C++: Operands as IPA types #352

dave-bartolomeo · 2018-10-23T21:21:03Z

@rdmarsh2 has been working on various queries and libraries on top of the IR, and has pointed out that having to always refer to an operand of an instruction by the pair of (instruction, operandTag) makes using the IR a bit clunky. This PR adds a new Operand IPA type that represents an operand of an instruction. OperandTag still exists, but is now an internal type used only in the IR implementation.

I'll post performance numbers when I have them.

@rdmarsh2

@rdmarsh2 has been working on various queries and libraries on top of the IR, and has pointed out that having to always refer to an operand of an instruction by the pair of (instruction, operandTag) makes using the IR a bit clunky. This PR adds a new `Operand` IPA type that represents an operand of an instruction. `OperandTag` still exists, but is now an internal type used only in the IR implementation.

jbj · 2018-10-24T07:09:56Z

I think this is an improvement overall, but it doesn't answer the question I have on #251, the port of the Java sign analysis library.

When we port existing libraries to the IR, we need an answer for what the IR equivalent of Expr is in almost every single predicate we translate. I thought initially that it was going to be Instruction, but #251 convinced me that Instruction is too different from Expr: it's possible to have more than one consumer of an Instruction, while an Expr has at most one consumer. This makes a difference in libraries like sign analysis, where there may be multiple uses of an SSA variable x under different guards (if (x > 0) f(x) else g(x)).

The new Operand type is close to being a replacement for Expr. As far as I can tell, it would correspond to Expr if it included instructions that were not used as operands anywhere. In other words, TOperand would get a third constructor TDiscardedValue(Instruction defInstr) { not defInstr = Construction::getInstructionOperand(_, _) }. Then we should name the type something else than Operand, but I can't think of a good name. Maybe IRExpr for consistency with IRVariable etc.

At the other end of the spectrum we have ValueNumber, where any value number can have multiple consumers, not just memory operands like for Instruction. That leaves me wondering whether an analysis should ever use Instruction, which sits in the middle and has all the complications of Operand and ValueNumber but none of their good properties. But the IR libraries are written such that everything goes through Instruction, so it's hard to avoid it in higher-level analyses. Could we go so far as to turn Instruction into an implementation detail and expose the IR API in terms of Operand and ValueNumber only? Equivalently, we could use global value numbering to implement common subexpression elimination for Instruction so there would be no ValueNumber type.
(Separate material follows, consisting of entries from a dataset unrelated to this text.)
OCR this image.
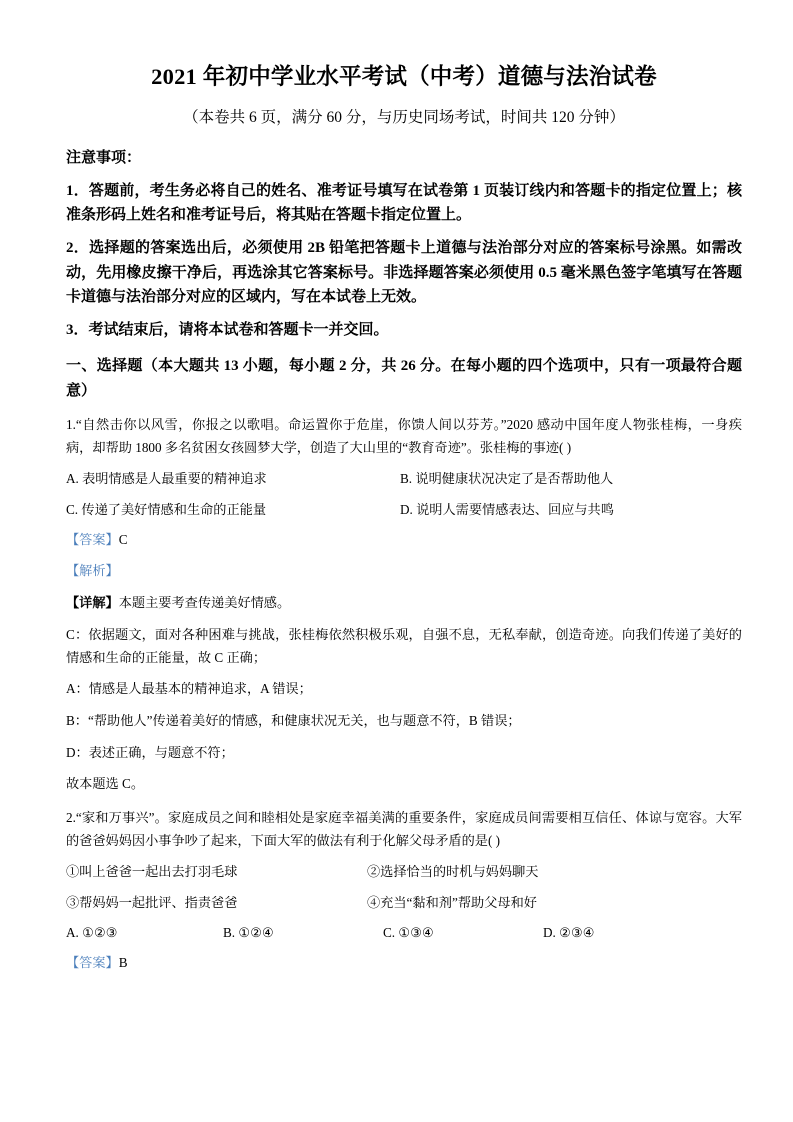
2021 年初中学业水平考试（中考）道德与法治试卷

（本卷共 6 页，满分 60 分，与历史同场考试，时间共 120 分钟）

注意事项：

1．答题前，考生务必将自己的姓名、准考证号填写在试卷第 1 页装订线内和答题卡的指定位置上；核准条形码上姓名和准考证号后，将其贴在答题卡指定位置上。

2．选择题的答案选出后，必须使用 2B 铅笔把答题卡上道德与法治部分对应的答案标号涂黑。如需改动，先用橡皮擦干净后，再选涂其它答案标号。非选择题答案必须使用 0.5 毫米黑色签字笔填写在答题卡道德与法治部分对应的区域内，写在本试卷上无效。

3．考试结束后，请将本试卷和答题卡一并交回。

一、选择题（本大题共 13 小题，每小题 2 分，共 26 分。在每小题的四个选项中，只有一项最符合题意）

1.“自然击你以风雪，你报之以歌唱。命运置你于危崖，你馈人间以芬芳。”2020 感动中国年度人物张桂梅，一身疾病，却帮助 1800 多名贫困女孩圆梦大学，创造了大山里的“教育奇迹”。张桂梅的事迹( )

A. 表明情感是人最重要的精神追求	B. 说明健康状况决定了是否帮助他人
C. 传递了美好情感和生命的正能量	D. 说明人需要情感表达、回应与共鸣

【答案】C

【解析】

【详解】本题主要考查传递美好情感。

C：依据题文，面对各种困难与挑战，张桂梅依然积极乐观，自强不息，无私奉献，创造奇迹。向我们传递了美好的情感和生命的正能量，故 C 正确；

A：情感是人最基本的精神追求，A 错误；

B：“帮助他人”传递着美好的情感，和健康状况无关，也与题意不符，B 错误；

D：表述正确，与题意不符；

故本题选 C。

2.“家和万事兴”。家庭成员之间和睦相处是家庭幸福美满的重要条件，家庭成员间需要相互信任、体谅与宽容。大军的爸爸妈妈因小事争吵了起来，下面大军的做法有利于化解父母矛盾的是( )

①叫上爸爸一起出去打羽毛球	②选择恰当的时机与妈妈聊天
③帮妈妈一起批评、指责爸爸	④充当“黏和剂”帮助父母和好
A. ①②③	B. ①②④	C. ①③④	D. ②③④

【答案】B
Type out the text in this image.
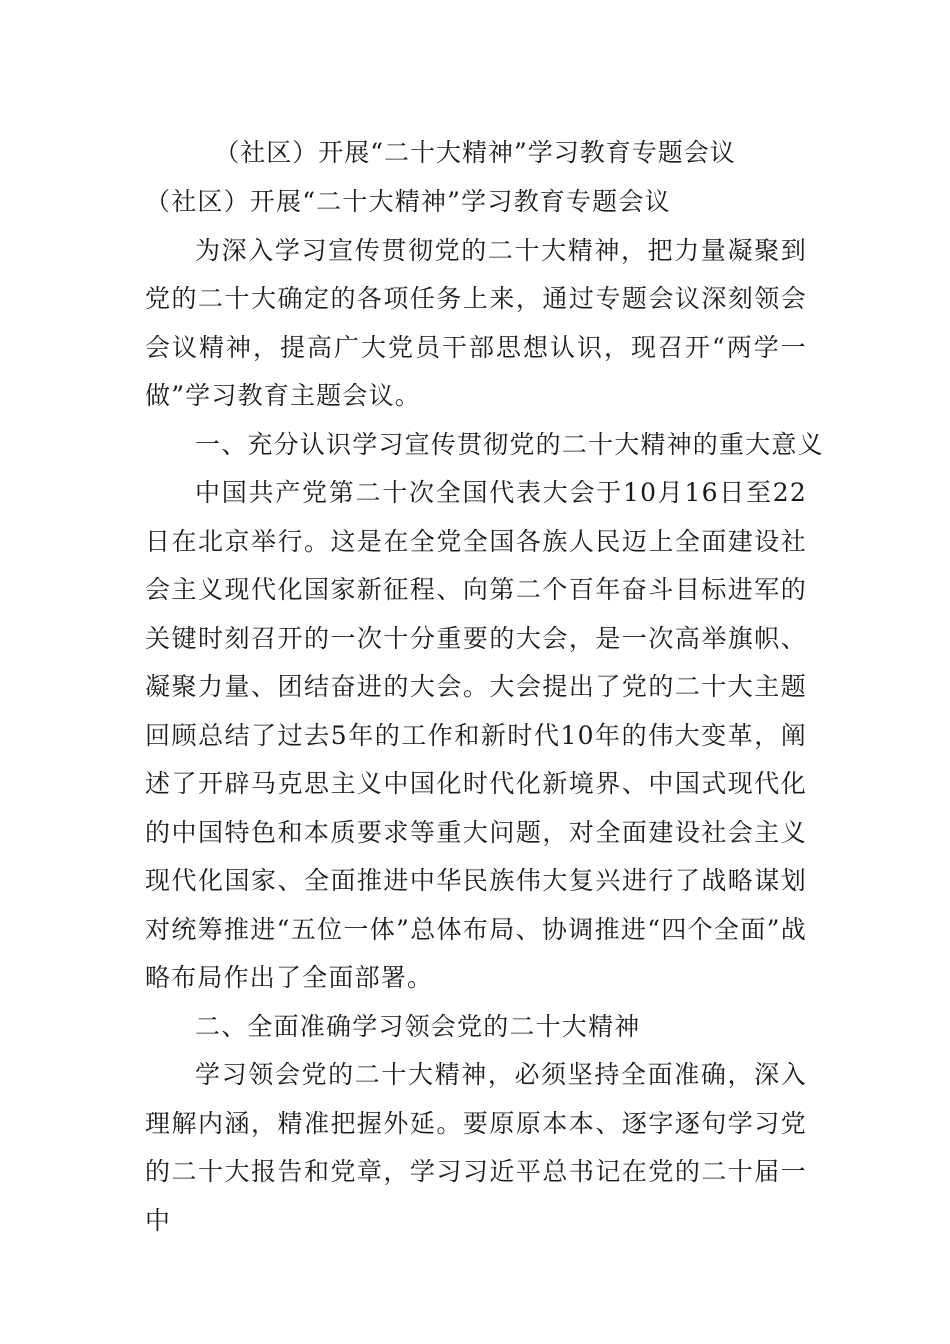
（社区）开展“二十大精神”学习教育专题会议

（社区）开展“二十大精神”学习教育专题会议

为深入学习宣传贯彻党的二十大精神，把力量凝聚到党的二十大确定的各项任务上来，通过专题会议深刻领会会议精神，提高广大党员干部思想认识，现召开“两学一做”学习教育主题会议。

一、充分认识学习宣传贯彻党的二十大精神的重大意义

中国共产党第二十次全国代表大会于10月16日至22日在北京举行。这是在全党全国各族人民迈上全面建设社会主义现代化国家新征程、向第二个百年奋斗目标进军的关键时刻召开的一次十分重要的大会，是一次高举旗帜、凝聚力量、团结奋进的大会。大会提出了党的二十大主题回顾总结了过去5年的工作和新时代10年的伟大变革，阐述了开辟马克思主义中国化时代化新境界、中国式现代化的中国特色和本质要求等重大问题，对全面建设社会主义现代化国家、全面推进中华民族伟大复兴进行了战略谋划对统筹推进“五位一体”总体布局、协调推进“四个全面”战略布局作出了全面部署。

二、全面准确学习领会党的二十大精神

学习领会党的二十大精神，必须坚持全面准确，深入理解内涵，精准把握外延。要原原本本、逐字逐句学习党的二十大报告和党章，学习习近平总书记在党的二十届一中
dave-bartolomeo · 2018-10-24T16:33:37Z

@jbj I think your question boils down to "how do we handle inference of new information about a value due to control flow". One approach that works for traditional compilers is to insert a new artificial definition of a value whenever you might learn something about that value due to control flow:

int* p = foo();
if (p != nullptr) {
  return *p;
}

becomes

int* p1 = foo();
if (p1 != nullptr) {
  int* p2 = infer(p1);
  return *p2;
}

The infer operator is semantically equivalent to assignment, but because it provides a new definition of p, it gives any analysis a place to attach information about what is known about the value of p at that point in the program (in this case, the fact that p is non-null).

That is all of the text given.